After spring, consider these blooms for the garden.
If you think bulbs and recall only the hardy spring-flowering daffodils and tulips, your garden is missing the wonderful colors and fragrances of the tender summer-flowering species, from Achimenes to Zantedeschia.
Achimenes are commonly called orchid pansies. They like shade, are great hanging basket plants and like a moist medium. They are in the African violet family. Colors are shades of blue, pink to purple and white.
Zantedeschia, commonly named calla lily, have a wide range of sizes and colors, not just the big white ones (aethiopica) used in floral arrangements. The calla lilies are less than 2 feet tall. Many have spotted leaves. Colors in the smaller species and hybrids include white, but can be purple, orange, cranberry-red, near black and bright yellow. Callas must be dug in the fall and stored in dry peatmoss or the winter.
Dahlias are probably the most popular of the tender bulbs (they actually are tubers). They may be a few inches tall to several feet. Years ago there was an annual fall flower show in the Asbury Park Convention Hall sponsored by the Monmouth-Elberon Horticultural Society in which the members competed with dinner-plate size blooms from disbudded plants that grew several feet tall. The society was formed in the early 20th century by estategardeners who
managed the big wonderful gardens once seen in Monmouth County. The society sponsored a scholarship to then Monmouth College, which was once one of the great estates of the area.
In 1973 the membership consisted of more than 50 men with just one woman member who was a professional gardener, Ethel Thorsen of Little Silver. (I was an honorary member.) By then men who were amateur gardeners were allowed to become members. The president that year was Peter Burns of West Long Branch.
Dahlias of small stature are more popular now. The Dahlinovas are only 8 inches tall and are suited to pots or edging. Dark foliage types such as old Bishop of Llandaff with bright red flowers, make good contrast plants. These grow to about 3 feet. There are cactus types and anemone types. Colors range through reds, yellows and purples, many bicolors, plus white. No blues in this genus.

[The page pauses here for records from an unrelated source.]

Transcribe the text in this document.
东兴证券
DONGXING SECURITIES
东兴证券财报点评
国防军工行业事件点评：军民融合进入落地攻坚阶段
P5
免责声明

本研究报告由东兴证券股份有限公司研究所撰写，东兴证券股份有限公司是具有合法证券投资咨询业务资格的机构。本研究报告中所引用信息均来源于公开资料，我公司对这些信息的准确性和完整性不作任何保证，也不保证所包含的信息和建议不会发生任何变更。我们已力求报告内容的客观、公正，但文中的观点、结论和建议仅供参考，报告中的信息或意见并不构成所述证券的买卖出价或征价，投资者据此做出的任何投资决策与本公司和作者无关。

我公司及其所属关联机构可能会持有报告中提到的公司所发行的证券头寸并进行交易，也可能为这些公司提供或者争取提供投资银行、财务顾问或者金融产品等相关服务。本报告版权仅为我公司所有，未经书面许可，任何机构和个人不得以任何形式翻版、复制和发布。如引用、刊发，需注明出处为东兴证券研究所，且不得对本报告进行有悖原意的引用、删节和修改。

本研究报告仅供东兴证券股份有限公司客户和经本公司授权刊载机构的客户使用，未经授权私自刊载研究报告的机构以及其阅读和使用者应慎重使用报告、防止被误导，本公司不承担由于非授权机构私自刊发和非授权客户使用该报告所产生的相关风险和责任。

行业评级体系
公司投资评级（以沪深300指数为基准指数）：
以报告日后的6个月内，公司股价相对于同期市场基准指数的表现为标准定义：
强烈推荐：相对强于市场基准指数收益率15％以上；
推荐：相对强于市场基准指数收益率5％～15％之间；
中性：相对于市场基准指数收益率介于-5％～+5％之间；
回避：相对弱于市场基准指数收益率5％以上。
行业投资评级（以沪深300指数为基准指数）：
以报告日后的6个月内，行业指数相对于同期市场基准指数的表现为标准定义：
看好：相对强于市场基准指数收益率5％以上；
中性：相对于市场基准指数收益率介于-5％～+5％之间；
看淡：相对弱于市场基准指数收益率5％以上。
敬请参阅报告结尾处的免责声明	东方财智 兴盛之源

Beautiful foliage for the shade garden is provided by Caladiums, most with white combined with contrasting pink, green and red. Thai Beauty has elongated leaves with wavy edges, hot pink with dark green and white veins. These often are combined with tuberous begonias in their lush blooms of pink, red and yellow shades plus white.
Cannas are old-fashion plants that have enjoyed a well-deserved renewal of popularity. When I was young, it was my job to pick the Japanese beetles from my grandfather’s cannas and pinch their heads off! Plants may be 18 inches to 8 feet tall. They must be lifted after frost and the roots stored upside-down in a frost-free place. Striking contrast of leaf and flower is common, with dark purple leaves with bright red flowers, for instance, or soothing peach bloom on clean green leaves.
A clump of Crocosmia makes an outstanding border accent, particularly Lucifer, about 3 feet tall with bright orange-red flowers. These are hardy as a rock and multiply readily. They should be dug and divided every two years at least. Colors are in the yellow, orange, red range. Foliage is similar to that of gladiolus.
Everyone is familiar with gladiolus. Those of us who wish to avoid the chore of staking the tall exhibition types can grow the dwarfs that grow 18 to 24 inches.
Japanese iris (I. ensata) enjoy slightly acid, moist soils, even boggy conditions. The flowers may be up to 10 inches in diameter on stems to 30 to 36 inches. Colors are blue, purple, pink and white.
Kniphofia or red-hot-poker may be considered coarse in its typical red and yellow blooms, but is less obtrusive in creamy white, ivory and yellow. These are very hardy and will form large clumps that need dividing only after several years in the garden.
There are many more corms, tubers and bulbs that flower in summer, among them lilies, which would take another whole column to describe.